Review of Soviet Salvage: Imperial Debris, Revolutionary Reuse, and Russian Constructivism | Leonardo/ISASTwith Arizona State University

Review of Soviet Salvage: Imperial Debris, Revolutionary Reuse, and Russian Constructivism

Soviet Salvage: Imperial Debris, Revolutionary Reuse, and Russian Constructivism
by Catherine Walworth

Pennsylvania State University Press, University Park, PA, 2017
248 pp., illus. 66 b&w, 34 col. Trade, $94.95
ISBN: 978-0-271-07769-7

Reviewed by: 
Mike Mosher
March 2018

This book is informative, full of well-chosen imagery, and ultimately inspiring too. At the beginning, historical context is given in The Economic Shaping of Constructivism, a style too often presented ahistorically but rooted in designers' and artists' optimism, then hardships, in 1920s Russia.

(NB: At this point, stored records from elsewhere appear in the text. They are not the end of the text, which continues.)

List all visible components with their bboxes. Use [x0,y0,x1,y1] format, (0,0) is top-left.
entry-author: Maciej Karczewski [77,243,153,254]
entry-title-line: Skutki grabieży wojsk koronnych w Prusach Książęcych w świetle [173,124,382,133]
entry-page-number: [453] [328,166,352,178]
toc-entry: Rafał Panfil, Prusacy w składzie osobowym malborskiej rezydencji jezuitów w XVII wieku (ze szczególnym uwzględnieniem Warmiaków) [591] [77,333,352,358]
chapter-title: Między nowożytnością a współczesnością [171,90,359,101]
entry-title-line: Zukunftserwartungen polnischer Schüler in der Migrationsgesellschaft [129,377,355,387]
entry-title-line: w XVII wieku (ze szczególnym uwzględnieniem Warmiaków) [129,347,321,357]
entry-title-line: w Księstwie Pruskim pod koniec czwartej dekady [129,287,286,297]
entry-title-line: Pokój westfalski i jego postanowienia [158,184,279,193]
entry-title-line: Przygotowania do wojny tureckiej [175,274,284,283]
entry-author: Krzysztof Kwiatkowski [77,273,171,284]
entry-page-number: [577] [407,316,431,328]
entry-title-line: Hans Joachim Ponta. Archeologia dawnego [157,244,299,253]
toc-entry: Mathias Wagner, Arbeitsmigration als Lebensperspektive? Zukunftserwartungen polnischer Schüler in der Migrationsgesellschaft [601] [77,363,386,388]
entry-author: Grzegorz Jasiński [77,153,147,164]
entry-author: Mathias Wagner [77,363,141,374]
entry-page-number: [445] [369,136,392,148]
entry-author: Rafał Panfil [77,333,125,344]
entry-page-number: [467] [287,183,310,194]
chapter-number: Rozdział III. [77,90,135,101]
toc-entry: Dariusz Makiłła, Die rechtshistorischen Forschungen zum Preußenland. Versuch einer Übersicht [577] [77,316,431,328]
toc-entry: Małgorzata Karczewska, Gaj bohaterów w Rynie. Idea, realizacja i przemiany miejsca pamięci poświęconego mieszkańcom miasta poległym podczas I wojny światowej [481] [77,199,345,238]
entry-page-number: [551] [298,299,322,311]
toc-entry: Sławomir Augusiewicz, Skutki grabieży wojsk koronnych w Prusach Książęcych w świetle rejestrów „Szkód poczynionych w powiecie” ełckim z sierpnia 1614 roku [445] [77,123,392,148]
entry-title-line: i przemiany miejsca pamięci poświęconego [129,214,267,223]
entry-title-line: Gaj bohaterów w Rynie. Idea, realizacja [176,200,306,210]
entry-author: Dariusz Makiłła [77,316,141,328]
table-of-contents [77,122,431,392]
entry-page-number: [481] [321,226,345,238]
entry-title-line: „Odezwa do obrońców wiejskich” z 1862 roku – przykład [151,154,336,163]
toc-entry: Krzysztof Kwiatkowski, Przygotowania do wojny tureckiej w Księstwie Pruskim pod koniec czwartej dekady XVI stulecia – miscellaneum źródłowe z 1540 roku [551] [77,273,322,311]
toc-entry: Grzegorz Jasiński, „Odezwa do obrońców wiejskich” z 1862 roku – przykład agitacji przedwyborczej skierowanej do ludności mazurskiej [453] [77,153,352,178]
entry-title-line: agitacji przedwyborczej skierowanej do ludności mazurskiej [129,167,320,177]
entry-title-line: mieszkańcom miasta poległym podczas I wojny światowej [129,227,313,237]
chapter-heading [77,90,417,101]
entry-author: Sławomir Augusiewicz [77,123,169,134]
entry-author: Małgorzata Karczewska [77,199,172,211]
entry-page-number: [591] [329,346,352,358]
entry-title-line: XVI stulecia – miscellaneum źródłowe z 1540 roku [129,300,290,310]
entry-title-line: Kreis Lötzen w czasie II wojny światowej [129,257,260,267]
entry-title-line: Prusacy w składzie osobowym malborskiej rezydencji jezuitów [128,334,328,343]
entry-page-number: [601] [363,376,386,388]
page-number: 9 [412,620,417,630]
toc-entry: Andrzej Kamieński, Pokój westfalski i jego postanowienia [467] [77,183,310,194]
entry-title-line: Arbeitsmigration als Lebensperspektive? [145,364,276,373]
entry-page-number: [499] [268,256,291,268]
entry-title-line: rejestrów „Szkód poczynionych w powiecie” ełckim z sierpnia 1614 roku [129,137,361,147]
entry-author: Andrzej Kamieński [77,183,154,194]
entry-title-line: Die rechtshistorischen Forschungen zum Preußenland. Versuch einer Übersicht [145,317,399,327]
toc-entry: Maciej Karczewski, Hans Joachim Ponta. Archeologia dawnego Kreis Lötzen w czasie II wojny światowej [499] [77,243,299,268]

A Blank Slate: The First Years of Soviet Propaganda Porcelain describes how crockery in the inventory of the Royal Porcelain Factory was given new decoration, with Soviet messages and imagery, often in innovative modernist typography and visual style.  Nadezhda Lamanova: On the Elegant Fringes of Constructivist Dress tells the story of a successful pre-Revolutionary designer who reinvented herself in the new regime with simple patterns intended for mass production as sensible but attractive workers' clothes.  While published (think of the old Simplicity and Buttericks patterns in fabric stores) and created in prototype, they never saw mass manufacture and adoption by the public.

Cineastes and film scholars will appreciate the chapter Esfir Shub: “Magician of the Editing Table”, which brings to light an unappreciated figure in the history of Russian cinema, respected by her filmmaking peers and for whom Eisenstein had worked as an editor. I'd only heard of her 1924 feature "Aelita, Queen of Mars," but Shub made use of repurposed newsreels and the Romanov royal family's own home movies, re-cut and with new inter-titles for political effect. A pampered, wealthy lady of the recent past daintily daubing her brow after dancing is juxtaposed with an exhausted agricultural worker wiping away sweat. In our time that kind of remix, mashup and bricolage proves effective in digital media, but Shub made use of it out of necessity when fresh film stocks were difficult to obtain. I am reminded of low-rent Punk sensibility in collage cinema like Craig Baldwin's 1991 "Tribulation 99", where old horror and industrial films were repurposed to comment on US foreign policy in Latin America.

The Five-Year Plan Prompts a Fire Sale unspools rolls of terrific textile patterns of factories, threshers, zeppelins, hydroelectric plants and high-voltage towers of rural electrification, all of which the petit-bourgeois dandy writing this review craves for his summer shirts.  As art history is too often presented as a sequence of statues, cathedrals and paintings, Catherine Walworth's well-researched and illustrated volume adds to our understanding of a vital corner of material and visual culture. While Joseph Stalin's limited taste dictated an end to this kind of modernist innovation, and 1989 saw the end of Soviet communism in Europe and Eurasia, perhaps the optimistic but plain-spoken democratic socialism of Bernie Sanders and Jeremy Corbyn will spark new, equally exciting visual strategies. Soviet Salvage gives us all some hip and elegant seeds of hope.